En fonction de la PAS

Il importe également de contrôler la post-charge ventriculaire gauche chez les patients ayant une pression artérielle systolique (PAS) > 100 mm Hg. Si le patient ne reçoit pas encore de sacubitril-valsartan, ce traitement doit venir se substituer à l'inhibiteur de l'enzyme de conversion (IEC) ou l'antagoniste des récepteurs de l'angiotensine 2 (ARA 2). Une stratégie dictée par les résultats de l’étude PIONNER-HF qui a démontré la supériorité de cette association sur l’énalapril après une ICA sur le NT-proBNP (critère primaire d’évaluation), mais surtout sur le risque d’hospitalisation à 12 semaines. Si le patient bénéficie déjà de ce traitement, ce qui doit être la norme, l’ajout du vériciguat au décours de l’hospitalisation permet de réduire de 8 % les réhospitalisations et la mortalité, selon les résultats de l’étude VICTORIA. Ce vasodilatateur cible une nouvelle voie, en améliorant la production de guanosine monophosphate cyclique. Sa prescription, qui nécessite une augmentation progressive des doses, sera réservée aux spécialistes.

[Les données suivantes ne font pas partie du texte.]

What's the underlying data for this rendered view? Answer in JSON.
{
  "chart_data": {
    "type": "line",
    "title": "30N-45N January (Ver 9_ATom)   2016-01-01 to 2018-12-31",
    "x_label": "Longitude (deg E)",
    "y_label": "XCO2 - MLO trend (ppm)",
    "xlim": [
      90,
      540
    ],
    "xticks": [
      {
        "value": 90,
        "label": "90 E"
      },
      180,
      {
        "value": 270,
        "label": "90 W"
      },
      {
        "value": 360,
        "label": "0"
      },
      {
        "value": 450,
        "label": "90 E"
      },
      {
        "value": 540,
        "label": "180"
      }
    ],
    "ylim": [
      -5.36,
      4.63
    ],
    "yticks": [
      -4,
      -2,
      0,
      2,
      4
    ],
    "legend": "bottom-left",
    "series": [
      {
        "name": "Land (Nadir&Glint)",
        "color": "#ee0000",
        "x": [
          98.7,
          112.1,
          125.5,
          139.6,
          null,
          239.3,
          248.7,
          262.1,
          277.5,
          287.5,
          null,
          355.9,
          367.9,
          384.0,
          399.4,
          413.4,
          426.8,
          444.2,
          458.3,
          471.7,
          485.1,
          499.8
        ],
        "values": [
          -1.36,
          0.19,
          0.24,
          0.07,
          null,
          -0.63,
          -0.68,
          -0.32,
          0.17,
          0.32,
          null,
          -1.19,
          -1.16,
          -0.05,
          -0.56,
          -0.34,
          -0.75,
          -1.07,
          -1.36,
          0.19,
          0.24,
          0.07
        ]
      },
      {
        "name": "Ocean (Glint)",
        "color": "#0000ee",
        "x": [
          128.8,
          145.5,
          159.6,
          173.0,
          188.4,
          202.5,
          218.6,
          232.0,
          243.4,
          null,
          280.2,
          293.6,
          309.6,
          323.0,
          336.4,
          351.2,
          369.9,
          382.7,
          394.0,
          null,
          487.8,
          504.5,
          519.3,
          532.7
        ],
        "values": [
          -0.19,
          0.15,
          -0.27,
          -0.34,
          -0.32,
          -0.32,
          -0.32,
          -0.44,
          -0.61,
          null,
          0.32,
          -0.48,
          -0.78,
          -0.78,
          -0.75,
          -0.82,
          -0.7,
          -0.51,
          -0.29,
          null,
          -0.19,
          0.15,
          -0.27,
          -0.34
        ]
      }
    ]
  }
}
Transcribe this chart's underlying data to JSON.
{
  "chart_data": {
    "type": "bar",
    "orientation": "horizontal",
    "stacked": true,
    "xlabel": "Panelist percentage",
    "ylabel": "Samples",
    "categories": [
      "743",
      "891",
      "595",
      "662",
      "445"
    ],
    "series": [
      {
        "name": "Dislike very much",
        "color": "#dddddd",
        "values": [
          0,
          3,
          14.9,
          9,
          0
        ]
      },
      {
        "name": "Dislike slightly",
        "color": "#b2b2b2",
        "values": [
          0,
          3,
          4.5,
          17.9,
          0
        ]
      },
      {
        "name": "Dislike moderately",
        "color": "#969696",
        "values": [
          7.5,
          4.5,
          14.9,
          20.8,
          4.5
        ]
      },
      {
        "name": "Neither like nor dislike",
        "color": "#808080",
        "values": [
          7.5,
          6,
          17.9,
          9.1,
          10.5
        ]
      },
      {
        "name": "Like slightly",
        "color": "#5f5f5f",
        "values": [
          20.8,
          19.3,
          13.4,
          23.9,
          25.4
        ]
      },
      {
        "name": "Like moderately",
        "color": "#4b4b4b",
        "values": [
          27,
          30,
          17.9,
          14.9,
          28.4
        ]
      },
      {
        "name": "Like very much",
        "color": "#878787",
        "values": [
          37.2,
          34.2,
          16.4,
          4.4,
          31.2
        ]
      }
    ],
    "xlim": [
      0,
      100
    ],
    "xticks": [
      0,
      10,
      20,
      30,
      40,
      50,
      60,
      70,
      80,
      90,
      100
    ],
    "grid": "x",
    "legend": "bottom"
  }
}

Chez les patients ayant une PAS basse, < 100 mm Hg, notamment ceux avec une fraction d’éjection très réduite (< 28 %), un nouvel inotrope, l’omecamtiv mecarbil permet de réduire de 8 % les hospitalisations pour IC, sans impact positif ni délétère sur la mortalité cardiovasculaire, comme l’a souligné l’étude GALACTIC-HF. « Ce traitement paraît plus efficace chez les sujets en rythme sinusal », note le Pr Galinier, tout en rappelant que « ceux en fibrillation atriale peuvent bénéficier de digitaliques, qui sont sous-utilisés ». 

Et la télésurveillance ?

Enfin, au-delà de ces modifications du traitement de fond, il est essentiel de mettre en place un processus de télésurveillance, autorisé par le programme ETAPES au décours d’une ICA. La télétitration des doses en se basant sur la pression artérielle, la fréquence cardiaque et le bilan biologique permet d’adapter au mieux les posologies et donc d’optimiser le traitement, et in fine de réduire les hospitalisations et les décès.

D’après un entretien avec le Pr Michel Galinier, CHU de Toulouse.